Ik denk dat dit een grote angst is voor veel gepensioneerden. Wat kan iemand doen om deze daling te voorkomen?

Ga met pensioen, maar lees geweldige literatuur. Lees over de geschiedenis van de wetenschap. Probeer je probleemoplossende vaardigheden bij te houden. Elk stukje bewijs toont aan dat hoe meer je je hersenen gebruikt, hoe fitter het zal blijven.

De Organisatie voor Economische Samenwerking en Ontwikkeling (OESO) constateerde dat in landen als Zweden en Zwitserland, waar mensen niet vroeg met pensioen gingen, het verlies aan werkgeheugen tegen de leeftijd van 65 slechts half zo groot was als in Frankrijk, waar mensen dat deden ga vroeg met pensioen.

Wat voorspelt u dat er in de toekomst IQ-scores zullen gebeuren?

Een van de meest interessante voorspellingen is wat er zal gebeuren met de ontwikkelingslanden. Als ze, in theorie, industrialiseren, zouden ze de explosieve IQ-winst in de komende eeuw moeten hebben die we in de vorige eeuw hadden.

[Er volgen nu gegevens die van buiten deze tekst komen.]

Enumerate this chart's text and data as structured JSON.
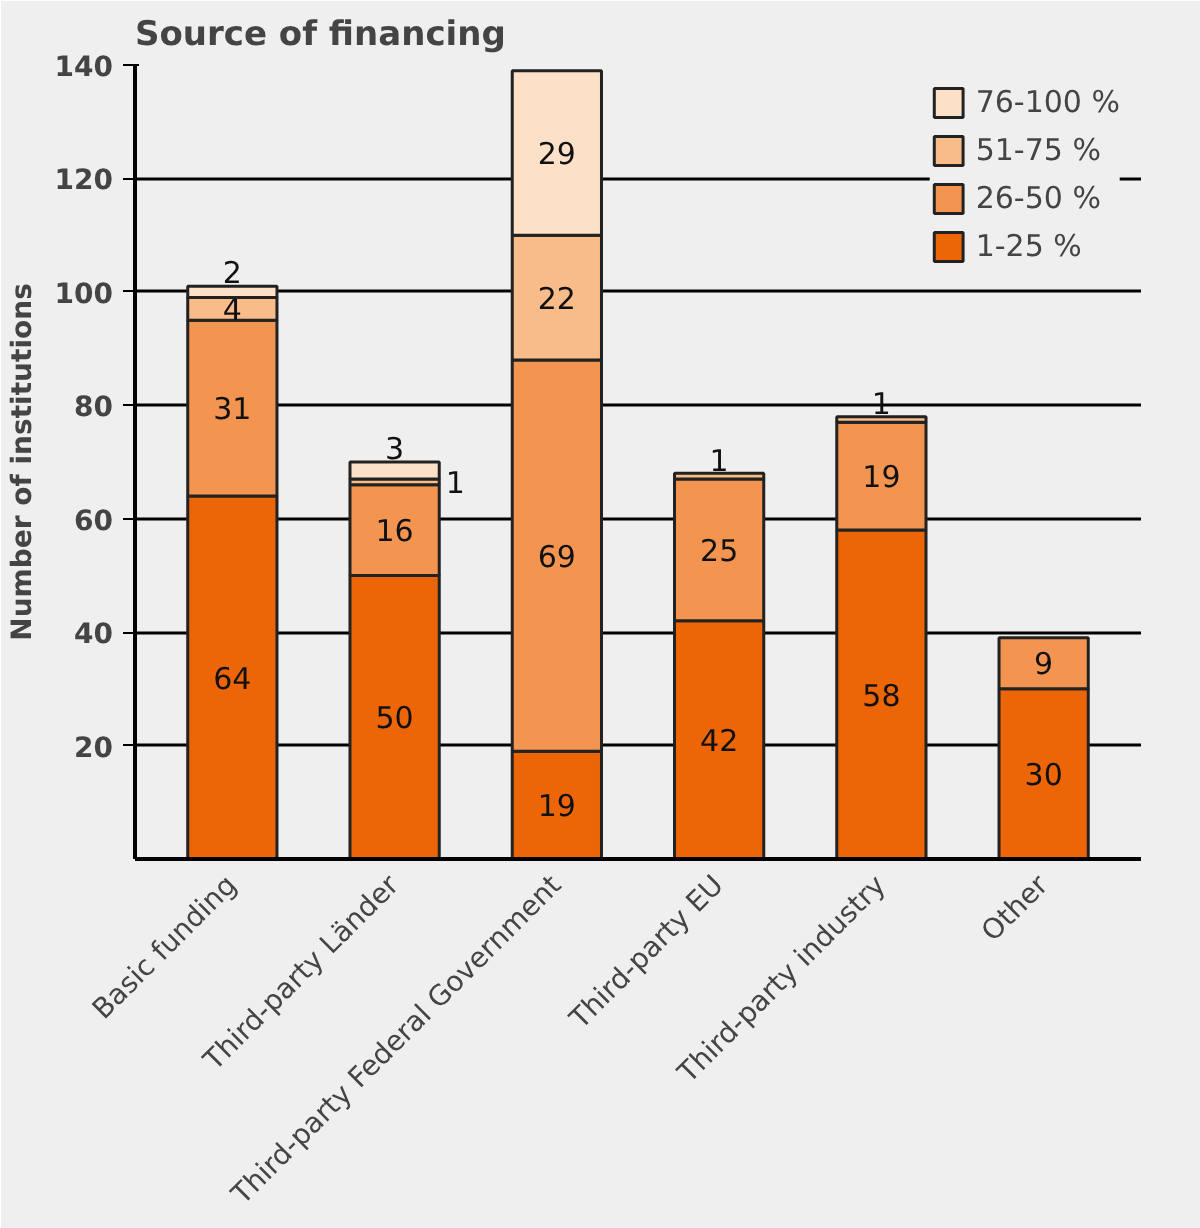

In mijn boek bestudeer ik zes ontwikkelingslanden. Kenia ondergaat explosieve IQ-winsten. Brazilië en Turkije ondergaan een behoorlijk grote winst. Naties zoals Saoedi-Arabië en de Soedan zijn dat niet, maar de Soedanezen blijven burgeroorlogen voeren en de Saoedi's leven eigenlijk alleen van olie-inkomsten. Ze zijn in geen enkele zin echt industrialiserend. Dominica is het zesde geval. Daar behalen ze IQ-winst, maar hun infrastructuur wordt ongeveer om de 10 jaar vernietigd door orkanen, aardbevingen en tsunami's. Ik voorspel dat Brazilië, Turkije en Kenia de komende eeuw zullen industrialiseren en de westerse wereld voor IQ gaan concurreren.

Ben je slimmer dan je grootvader? Waarschijnlijk niet.